# 

## fcmatpol

Witam, jestem tu nowy, nie bardzo jeszcze umiem się poruszać po tym forum, ale wykombinowałem że to miejsce też może być niezłe i znajdą się tu jakieś miłe osoby które rozwieją moje wątpliwości. 
 Kupiłem działkę budowlaną, przy drodze gminnej, ze wszytkimi mediami ( woda, kanalizacja, prąd) max 10m od działki. W sąsiedztwie inne zabudowania, blisko lasu, na działce kilka drzewek, teren działki.....prawie równy pokryty wysoką trawą, krzaki  :smile:  Z drogi gminnej nie mam wytyczonowego zjazdu ( w WZ jest uwzględniony projekt na  przebudowę wjazdu na teren działki).

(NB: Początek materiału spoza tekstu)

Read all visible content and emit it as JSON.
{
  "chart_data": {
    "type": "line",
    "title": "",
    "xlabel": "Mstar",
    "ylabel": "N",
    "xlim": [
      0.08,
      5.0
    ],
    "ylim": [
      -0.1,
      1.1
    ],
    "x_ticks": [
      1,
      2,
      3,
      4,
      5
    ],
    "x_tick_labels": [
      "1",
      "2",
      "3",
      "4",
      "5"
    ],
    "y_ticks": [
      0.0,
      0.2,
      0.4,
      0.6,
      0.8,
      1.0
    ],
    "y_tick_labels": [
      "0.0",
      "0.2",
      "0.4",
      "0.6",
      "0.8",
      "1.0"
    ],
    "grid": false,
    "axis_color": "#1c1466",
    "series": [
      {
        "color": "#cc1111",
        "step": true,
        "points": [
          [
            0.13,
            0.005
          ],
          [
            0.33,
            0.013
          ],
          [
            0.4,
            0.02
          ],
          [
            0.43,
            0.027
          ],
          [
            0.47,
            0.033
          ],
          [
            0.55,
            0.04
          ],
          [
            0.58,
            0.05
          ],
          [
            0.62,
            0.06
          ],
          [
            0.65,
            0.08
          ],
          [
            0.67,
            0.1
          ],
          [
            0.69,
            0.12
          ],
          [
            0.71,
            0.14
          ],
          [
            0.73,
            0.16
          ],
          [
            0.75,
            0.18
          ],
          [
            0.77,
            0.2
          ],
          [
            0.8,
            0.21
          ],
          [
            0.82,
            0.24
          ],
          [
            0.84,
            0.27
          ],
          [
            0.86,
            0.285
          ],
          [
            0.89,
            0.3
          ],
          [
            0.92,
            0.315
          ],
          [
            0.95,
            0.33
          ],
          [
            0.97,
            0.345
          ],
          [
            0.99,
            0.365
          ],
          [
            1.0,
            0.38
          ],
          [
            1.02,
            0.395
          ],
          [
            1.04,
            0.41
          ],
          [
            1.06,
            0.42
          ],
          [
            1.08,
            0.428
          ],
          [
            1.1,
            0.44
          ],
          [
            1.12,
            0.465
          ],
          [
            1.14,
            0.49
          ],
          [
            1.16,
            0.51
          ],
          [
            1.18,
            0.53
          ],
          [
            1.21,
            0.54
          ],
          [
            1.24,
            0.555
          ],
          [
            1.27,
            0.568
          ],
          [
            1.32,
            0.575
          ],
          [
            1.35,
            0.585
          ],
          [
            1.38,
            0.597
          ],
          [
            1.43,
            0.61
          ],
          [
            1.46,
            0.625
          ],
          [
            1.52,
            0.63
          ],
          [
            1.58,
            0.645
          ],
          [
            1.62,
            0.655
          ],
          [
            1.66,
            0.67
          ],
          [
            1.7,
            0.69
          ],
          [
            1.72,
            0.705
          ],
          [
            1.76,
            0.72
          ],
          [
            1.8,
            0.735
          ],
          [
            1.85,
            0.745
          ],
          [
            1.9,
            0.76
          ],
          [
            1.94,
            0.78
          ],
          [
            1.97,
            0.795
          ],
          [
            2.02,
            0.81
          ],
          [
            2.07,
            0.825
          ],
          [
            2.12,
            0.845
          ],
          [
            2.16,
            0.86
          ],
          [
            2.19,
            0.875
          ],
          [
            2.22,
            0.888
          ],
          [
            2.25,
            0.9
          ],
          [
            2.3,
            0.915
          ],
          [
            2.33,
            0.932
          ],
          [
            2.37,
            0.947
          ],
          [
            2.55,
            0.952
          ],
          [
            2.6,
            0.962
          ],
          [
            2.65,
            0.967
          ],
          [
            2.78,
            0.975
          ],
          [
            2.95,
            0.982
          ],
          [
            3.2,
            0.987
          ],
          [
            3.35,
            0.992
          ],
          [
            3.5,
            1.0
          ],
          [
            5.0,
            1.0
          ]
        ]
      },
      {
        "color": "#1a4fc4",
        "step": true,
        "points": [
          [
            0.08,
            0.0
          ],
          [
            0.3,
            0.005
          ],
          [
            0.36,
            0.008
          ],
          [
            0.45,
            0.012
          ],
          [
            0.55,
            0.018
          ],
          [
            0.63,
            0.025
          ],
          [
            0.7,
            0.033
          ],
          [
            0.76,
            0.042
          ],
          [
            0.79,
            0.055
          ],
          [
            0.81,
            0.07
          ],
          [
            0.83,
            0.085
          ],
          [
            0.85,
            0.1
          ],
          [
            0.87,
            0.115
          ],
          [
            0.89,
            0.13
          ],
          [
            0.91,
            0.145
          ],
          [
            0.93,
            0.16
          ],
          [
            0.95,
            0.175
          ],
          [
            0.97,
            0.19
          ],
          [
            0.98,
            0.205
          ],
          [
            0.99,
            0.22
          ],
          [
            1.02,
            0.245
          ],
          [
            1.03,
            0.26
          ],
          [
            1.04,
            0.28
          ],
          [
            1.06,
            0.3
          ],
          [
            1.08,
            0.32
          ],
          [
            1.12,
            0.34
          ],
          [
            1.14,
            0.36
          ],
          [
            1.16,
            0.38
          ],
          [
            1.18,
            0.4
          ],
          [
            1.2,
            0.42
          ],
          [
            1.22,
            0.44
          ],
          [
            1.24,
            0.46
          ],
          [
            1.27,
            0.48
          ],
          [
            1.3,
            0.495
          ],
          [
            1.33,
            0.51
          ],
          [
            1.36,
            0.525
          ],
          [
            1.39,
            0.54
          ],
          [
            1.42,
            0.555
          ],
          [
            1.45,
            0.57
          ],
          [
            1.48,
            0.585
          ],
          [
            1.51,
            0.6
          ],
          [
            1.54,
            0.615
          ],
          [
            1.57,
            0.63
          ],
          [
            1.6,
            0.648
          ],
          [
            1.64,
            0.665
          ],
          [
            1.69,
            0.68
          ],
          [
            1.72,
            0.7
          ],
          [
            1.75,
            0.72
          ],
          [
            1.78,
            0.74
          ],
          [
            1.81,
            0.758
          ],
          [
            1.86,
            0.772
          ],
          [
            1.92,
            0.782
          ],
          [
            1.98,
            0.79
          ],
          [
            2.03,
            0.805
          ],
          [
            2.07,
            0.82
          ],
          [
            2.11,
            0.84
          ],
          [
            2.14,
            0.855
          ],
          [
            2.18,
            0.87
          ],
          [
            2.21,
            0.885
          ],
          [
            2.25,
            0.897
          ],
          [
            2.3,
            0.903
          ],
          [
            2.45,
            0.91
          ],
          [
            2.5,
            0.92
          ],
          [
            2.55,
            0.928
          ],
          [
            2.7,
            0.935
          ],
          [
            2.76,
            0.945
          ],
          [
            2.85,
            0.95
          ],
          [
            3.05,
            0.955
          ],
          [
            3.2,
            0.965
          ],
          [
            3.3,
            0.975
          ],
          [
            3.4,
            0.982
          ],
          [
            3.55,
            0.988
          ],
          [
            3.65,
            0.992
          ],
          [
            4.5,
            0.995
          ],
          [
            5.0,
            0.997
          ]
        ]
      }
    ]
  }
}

Sprawa jest tego rodzaju, że chciałbym powoli już coś zacząć robić na tej działce zmierzając w kierunku budowy domu, ogrodzić, postawić jakiś blaszak na graty itd. Od czego zacząć w takim razie mając  w ręce  WZ i akt notarialny?  Pozdrawiam

----------


## turalyon

Znaleźć kierownika budowy. On załatwi reszte lub powie co zrobić

----------


## fcmatpol

Zawsze to jakaś rada. Równie dobrze mógłbym kupić gotowy dom, po co się przemęczać. Nie uważasz że czasem fajnie jest mieć wpływ na to jakie kroki będzie trzeba wykonać, choćby dlatego by mnie nikt w dupę nie zrobił? Kierownik budowy pewnie będzie potrzebny, ale uważam że korzystanie z jego usług na tym etapie jest zbędne.  Już widzę jak wszyscy po zakupie działki latają i szukają kierowników budowy bo to pierwszy krok. Być może się mylę. Tak czy siak dziękuję za radę.

----------


## Bejaro

To zależy kiedy zamierzasz ruszyć z budową-i jakie dokumenty warun.tech masz do WZ.(chodzi o media) Warto zlecić geodecie mapę do celów projektowych, do projektu zjazdu trzeba by wybrać projekt.Przed kierownikiem potrzebny będzie architekt-czy do adaptacji czy do projektu indywidualnego.

----------


## letniowoc

Myślę, że tak jak radzi Bejaro - trzeba zamówić u geodety mapę do celów projektowych, bo na nią się chwilę czeka, nie jest "od ręki". 
Możesz zacząć szukać projektu typowego pod kątem warunków działki i własnych preferencji co do przyszłego domu
Warto rozejrzeć się za architektem, który zaadaptuje projekt gotowy lub narysuje projekt indywidualny.
Oraz zwrócić się do dostawców mediów o warunki techniczne (ale to już raczej z gotową mapą do celów projektowych).

----------


## fcmatpol

Dziękuje Bejaro za podpowiedź, właśnie o coś takiego mi chodziło.  Już teraz chciałbym coś zacząć robić, niewielkimi krokami ale by prace szły do przodu.  Zastanawiałem się nad projektem, w którym momencie udać się do architekta.  Zabezpieczenie  w wode projektowanym przyłączem z gminnej sieci wodociagowej na warunkach określonych przez dostawcę, odprowadzenie nieczystości podobnie,  z energią również.  Czyli geodecie można w tym momencie już zlecić mapę?

----------


## marchew

Dobrze jeszcze przed projektem zrobić badania geologiczne. O ile nie zrobiłeś przed kupnem.

----------


## Bejaro

> Dziękuje Bejaro za podpowiedź, właśnie o coś takiego mi chodziło.  Już teraz chciałbym coś zacząć robić, niewielkimi krokami ale by prace szły do przodu.  Zastanawiałem się nad projektem, w którym momencie udać się do architekta.  Zabezpieczenie  w wode projektowanym przyłączem z gminnej sieci wodociagowej na warunkach określonych przez dostawcę, odprowadzenie nieczystości podobnie,  z energią również.  Czyli geodecie można w tym momencie już zlecić mapę?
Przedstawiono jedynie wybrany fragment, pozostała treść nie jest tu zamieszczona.